Key Decisions for Investors

  • Establish a 1–2% NAV short-BDT position via a 3-month NDF or OTC forward within 5 trading days; target take-profit = BDT -3% vs USD, stop-loss = BDT +1.5% adverse move.
  • Trim Bangladesh sovereign/debt exposure to <0.5% of EM sovereign allocation within 7 days; if available, buy 1-year CDS protection sized to 1% NAV (expect spreads to widen 20–50bps) until political clarity (target reassess at 90 days).
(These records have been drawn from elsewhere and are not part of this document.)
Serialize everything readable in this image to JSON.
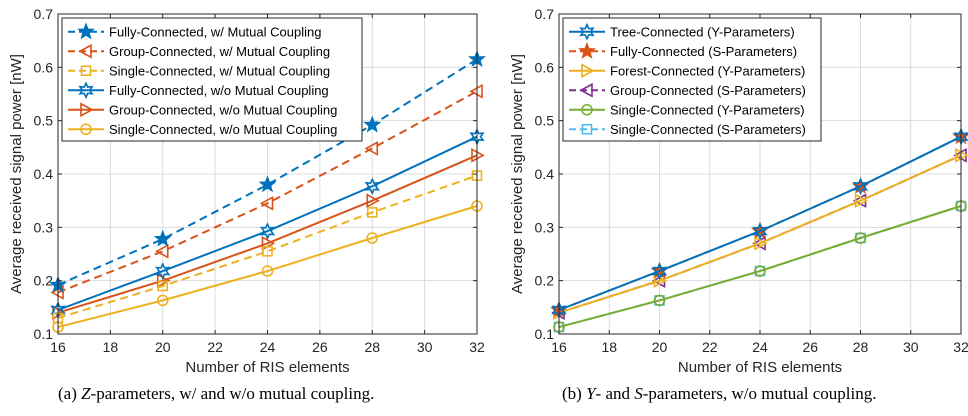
{
  "chart_data": [
    {
      "type": "line",
      "id": "a",
      "xlabel": "Number of RIS elements",
      "ylabel": "Average received signal power [nW]",
      "xlim": [
        16,
        32
      ],
      "ylim": [
        0.1,
        0.7
      ],
      "xticks": [
        16,
        18,
        20,
        22,
        24,
        26,
        28,
        30,
        32
      ],
      "yticks": [
        0.1,
        0.2,
        0.3,
        0.4,
        0.5,
        0.6,
        0.7
      ],
      "grid": true,
      "legend_position": "top-left",
      "x": [
        16,
        20,
        24,
        28,
        32
      ],
      "series": [
        {
          "name": "Fully-Connected, w/ Mutual Coupling",
          "values": [
            0.192,
            0.278,
            0.38,
            0.492,
            0.615
          ],
          "color": "#0072BD",
          "dash": "dashed",
          "marker": "star"
        },
        {
          "name": "Group-Connected, w/ Mutual Coupling",
          "values": [
            0.178,
            0.255,
            0.345,
            0.448,
            0.555
          ],
          "color": "#D95319",
          "dash": "dashed",
          "marker": "triangle-left"
        },
        {
          "name": "Single-Connected, w/ Mutual Coupling",
          "values": [
            0.13,
            0.19,
            0.255,
            0.328,
            0.397
          ],
          "color": "#EDB120",
          "dash": "dashed",
          "marker": "square"
        },
        {
          "name": "Fully-Connected, w/o Mutual Coupling",
          "values": [
            0.145,
            0.218,
            0.293,
            0.377,
            0.47
          ],
          "color": "#0072BD",
          "dash": "solid",
          "marker": "hexagram"
        },
        {
          "name": "Group-Connected, w/o Mutual Coupling",
          "values": [
            0.14,
            0.2,
            0.27,
            0.35,
            0.435
          ],
          "color": "#D95319",
          "dash": "solid",
          "marker": "triangle-right"
        },
        {
          "name": "Single-Connected, w/o Mutual Coupling",
          "values": [
            0.113,
            0.163,
            0.218,
            0.28,
            0.34
          ],
          "color": "#EDB120",
          "dash": "solid",
          "marker": "circle"
        }
      ]
    },
    {
      "type": "line",
      "id": "b",
      "xlabel": "Number of RIS elements",
      "ylabel": "Average received signal power [nW]",
      "xlim": [
        16,
        32
      ],
      "ylim": [
        0.1,
        0.7
      ],
      "xticks": [
        16,
        18,
        20,
        22,
        24,
        26,
        28,
        30,
        32
      ],
      "yticks": [
        0.1,
        0.2,
        0.3,
        0.4,
        0.5,
        0.6,
        0.7
      ],
      "grid": true,
      "legend_position": "top-left",
      "x": [
        16,
        20,
        24,
        28,
        32
      ],
      "series": [
        {
          "name": "Tree-Connected (Y-Parameters)",
          "values": [
            0.145,
            0.218,
            0.293,
            0.377,
            0.47
          ],
          "color": "#0072BD",
          "dash": "solid",
          "marker": "hexagram"
        },
        {
          "name": "Fully-Connected (S-Parameters)",
          "values": [
            0.145,
            0.218,
            0.293,
            0.377,
            0.47
          ],
          "color": "#D95319",
          "dash": "dashed",
          "marker": "star"
        },
        {
          "name": "Forest-Connected (Y-Parameters)",
          "values": [
            0.14,
            0.2,
            0.27,
            0.35,
            0.435
          ],
          "color": "#EDB120",
          "dash": "solid",
          "marker": "triangle-right"
        },
        {
          "name": "Group-Connected (S-Parameters)",
          "values": [
            0.14,
            0.2,
            0.27,
            0.35,
            0.435
          ],
          "color": "#7E2F8E",
          "dash": "dashed",
          "marker": "triangle-left"
        },
        {
          "name": "Single-Connected (Y-Parameters)",
          "values": [
            0.113,
            0.163,
            0.218,
            0.28,
            0.34
          ],
          "color": "#77AC30",
          "dash": "solid",
          "marker": "circle"
        },
        {
          "name": "Single-Connected (S-Parameters)",
          "values": [
            0.113,
            0.163,
            0.218,
            0.28,
            0.34
          ],
          "color": "#4DBEEE",
          "dash": "dashed",
          "marker": "square"
        }
      ]
    }
  ],
  "captions": {
    "a_prefix": "(a) ",
    "a_symbol": "Z",
    "a_text": "-parameters, w/ and w/o mutual coupling.",
    "b_prefix": "(b) ",
    "b_symbol1": "Y",
    "b_mid": "- and ",
    "b_symbol2": "S",
    "b_text": "-parameters, w/o mutual coupling."
  }
}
  • Add a 2–3% overweight to iShares MSCI India ETF (INDA) for a 6–12 month horizon to capture trade/FDI re-routing; take profits if INDA outperforms MSCI EM (EEM) by >5% within 3 months.
  • Implement a 3-month EM downside hedge: buy a 3-month put spread on EEM sized 0.5–1% NAV (cost cap ~0.25–0.5% NAV) to protect against contagion from Bangladesh volatility into EM markets.
  • Pair trade: Long INDA (+2% NAV) / short iShares MSCI Frontier & Select EM ETF (FM) (-1% NAV) to express relative strength of India vs frontier markets with Bangladesh exposure; reassess after 90 days or on formal coalition formation.